ShopRite stores deploy VoCoVo’s all-in-one wireless headsets for associates; with full-duplex audio, team members can talk and listen at the same time through an environment noise-canceling (ENC) microphone that’s purpose-built for noisy retail settings
Thirty ShopRite stores in the metro New York area have rolled out VoCoVo Series 5 Pro Headsets. VoCoVo’s all-in-one wireless headsets aim to help retail teams communicate more easily and naturally with co-workers and customers across the store.
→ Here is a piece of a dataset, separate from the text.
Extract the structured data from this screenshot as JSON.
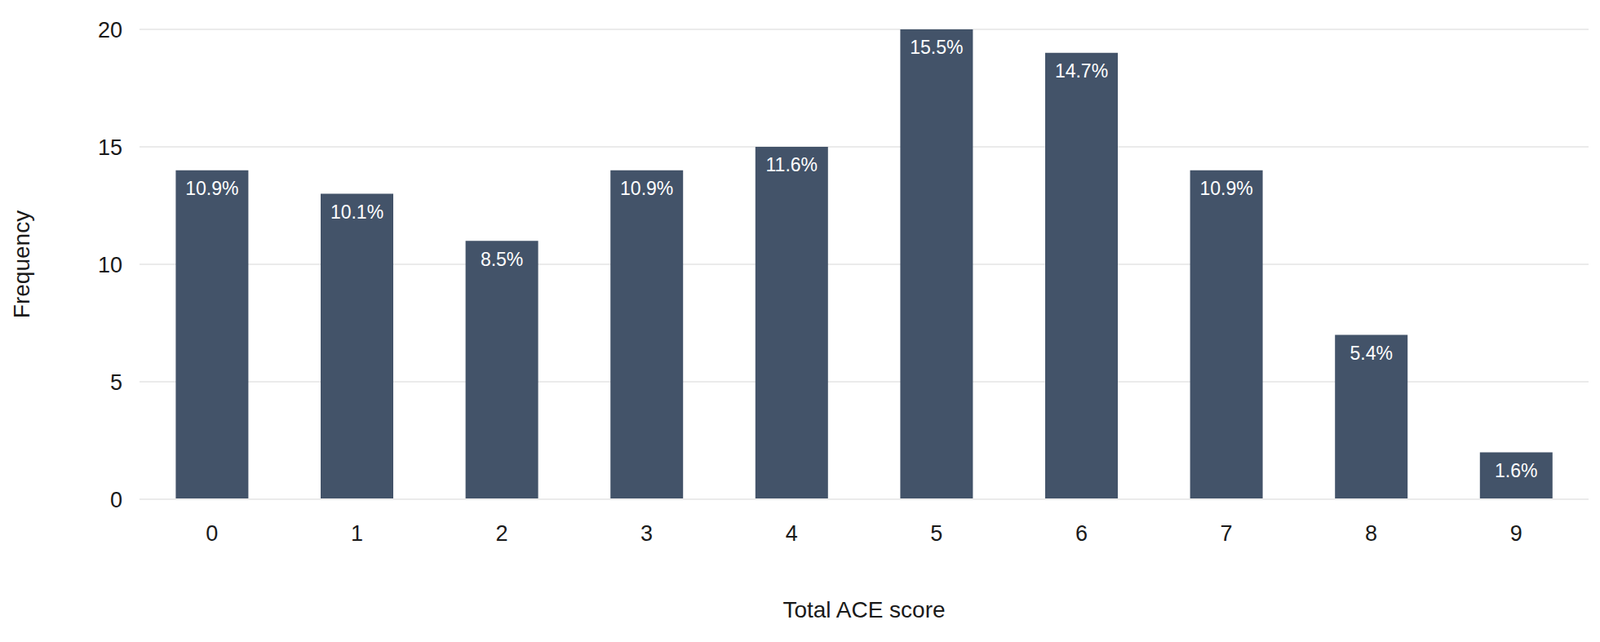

According to VoCoVo, its Series 5 Pro Headset is a fully integrated communication solution that seamlessly connects retail team members, enhances customer interactions and syncs with other connected store technology. Among its key features are telephony integration, enabling associates to make, receive and transfer customer calls directly from their headsets, and connectivity with curbside pickup services, self-checkout systems and more. These integrations convert real-time notifications into instant voice alerts, ensuring quick and efficient responses from store teams. The wireless headsets provide retail associates, both in-store and beyond, with seamless, secure communication via DECT, a technology for high-quality, scalable voice connectivity. Thanks to full-duplex audio, team members can talk and listen at the same time through an environment noise-canceling (ENC) microphone that’s purpose-built for noisy retail settings. Designed for durability, the waterproof, dustproof and impact-resistant headsets can withstand extreme temperatures while delivering up to 40 hours of standby time per charge.